The number of employees at corporate clients using the platform jumped 350 percent during 2020, outstripping growth among Codecademy’s higher education users, another growing demographic which doubled last year.
“Learning at work is just an absolutely massive trend that we intend to tap into over the next couple of years,” Sims said. “I think when we look at the future of the business, it definitely lies more in the B2B [business-to-business] side of things than it does on the higher-ed side.”
Codecademy hired its first chief financial officer last November: former Chegg executive and general manager Adam Goldman. Chegg went public in 2013. Goldman’s appointment could foreshadow the path that Codecademy is pursuing, Sims shared. “I think that experience from Chegg signals the direction that we hope to go in the future, which is becoming a business of that size and scale, if not larger.”
The Series D funding will help Codecademy expand internationally, with India a focus for market expansion.
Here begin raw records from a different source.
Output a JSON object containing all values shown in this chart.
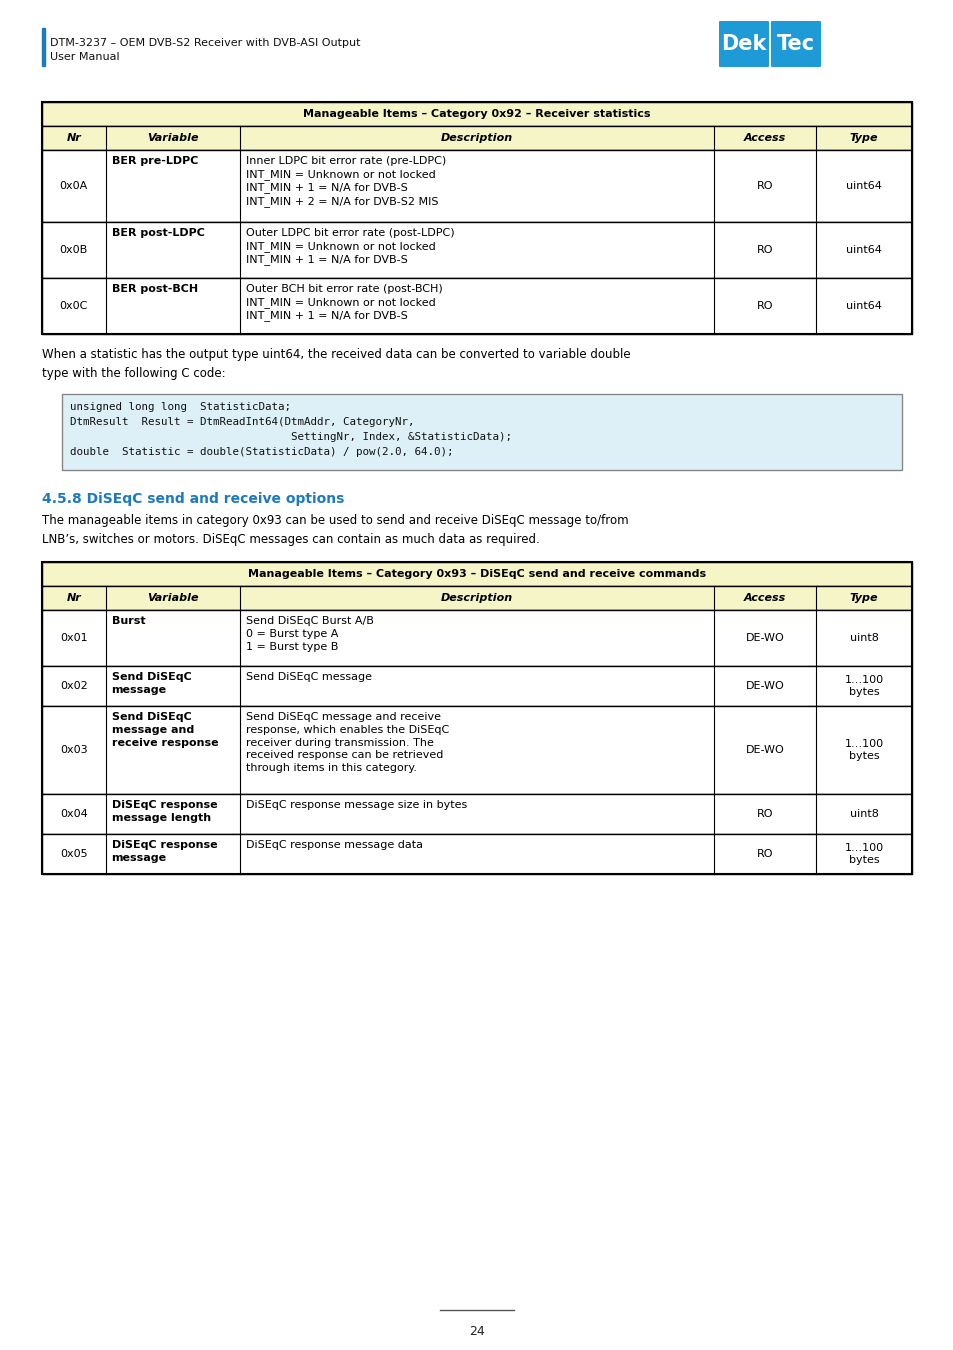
{
  "page_width": 9.54,
  "page_height": 13.5,
  "bg_color": "#ffffff",
  "header_line_color": "#1e7abf",
  "header_text1": "DTM-3237 – OEM DVB-S2 Receiver with DVB-ASI Output",
  "header_text2": "User Manual",
  "table1_title": "Manageable Items – Category 0x92 – Receiver statistics",
  "table1_header": [
    "Nr",
    "Variable",
    "Description",
    "Access",
    "Type"
  ],
  "table1_rows": [
    {
      "nr": "0x0A",
      "variable": "BER pre-LDPC",
      "description": "Inner LDPC bit error rate (pre-LDPC)\nINT_MIN = Unknown or not locked\nINT_MIN + 1 = N/A for DVB-S\nINT_MIN + 2 = N/A for DVB-S2 MIS",
      "access": "RO",
      "type": "uint64"
    },
    {
      "nr": "0x0B",
      "variable": "BER post-LDPC",
      "description": "Outer LDPC bit error rate (post-LDPC)\nINT_MIN = Unknown or not locked\nINT_MIN + 1 = N/A for DVB-S",
      "access": "RO",
      "type": "uint64"
    },
    {
      "nr": "0x0C",
      "variable": "BER post-BCH",
      "description": "Outer BCH bit error rate (post-BCH)\nINT_MIN = Unknown or not locked\nINT_MIN + 1 = N/A for DVB-S",
      "access": "RO",
      "type": "uint64"
    }
  ],
  "para1": "When a statistic has the output type uint64, the received data can be converted to variable double\ntype with the following C code:",
  "code_block_lines": [
    "unsigned long long  StatisticData;",
    "DtmResult  Result = DtmReadInt64(DtmAddr, CategoryNr,",
    "                                  SettingNr, Index, &StatisticData);",
    "double  Statistic = double(StatisticData) / pow(2.0, 64.0);"
  ],
  "section_title": "4.5.8 DiSEqC send and receive options",
  "para2": "The manageable items in category 0x93 can be used to send and receive DiSEqC message to/from\nLNB’s, switches or motors. DiSEqC messages can contain as much data as required.",
  "table2_title": "Manageable Items – Category 0x93 – DiSEqC send and receive commands",
  "table2_header": [
    "Nr",
    "Variable",
    "Description",
    "Access",
    "Type"
  ],
  "table2_rows": [
    {
      "nr": "0x01",
      "variable": "Burst",
      "description": "Send DiSEqC Burst A/B\n0 = Burst type A\n1 = Burst type B",
      "access": "DE-WO",
      "type": "uint8"
    },
    {
      "nr": "0x02",
      "variable": "Send DiSEqC\nmessage",
      "description": "Send DiSEqC message",
      "access": "DE-WO",
      "type": "1…100\nbytes"
    },
    {
      "nr": "0x03",
      "variable": "Send DiSEqC\nmessage and\nreceive response",
      "description": "Send DiSEqC message and receive\nresponse, which enables the DiSEqC\nreceiver during transmission. The\nreceived response can be retrieved\nthrough items in this category.",
      "access": "DE-WO",
      "type": "1…100\nbytes"
    },
    {
      "nr": "0x04",
      "variable": "DiSEqC response\nmessage length",
      "description": "DiSEqC response message size in bytes",
      "access": "RO",
      "type": "uint8"
    },
    {
      "nr": "0x05",
      "variable": "DiSEqC response\nmessage",
      "description": "DiSEqC response message data",
      "access": "RO",
      "type": "1…100\nbytes"
    }
  ],
  "page_number": "24",
  "table_header_bg": "#f5f5c8",
  "table_title_bg": "#f5f5c8",
  "table_border_color": "#000000",
  "code_bg": "#ddf0f8",
  "section_color": "#1e7abf",
  "logo_color": "#1e9ad6"
}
Existing study materials will be expanded and new curriculums added to the platform as the company pursues more enterprise customers.
Codecademy began life in 2011 with a mission to provide the easiest way for people to learn to code. That goal remains the same ten years on, Sims said, but it is part of a bigger plan now.
"Our ambition now is significantly broader … How can we connect hundreds of millions of people around the world to economic opportunity? Today we are pursuing that by teaching consumers the skills they need in order to find jobs, and also by teaching companies the skills they need in order to stay relevant.”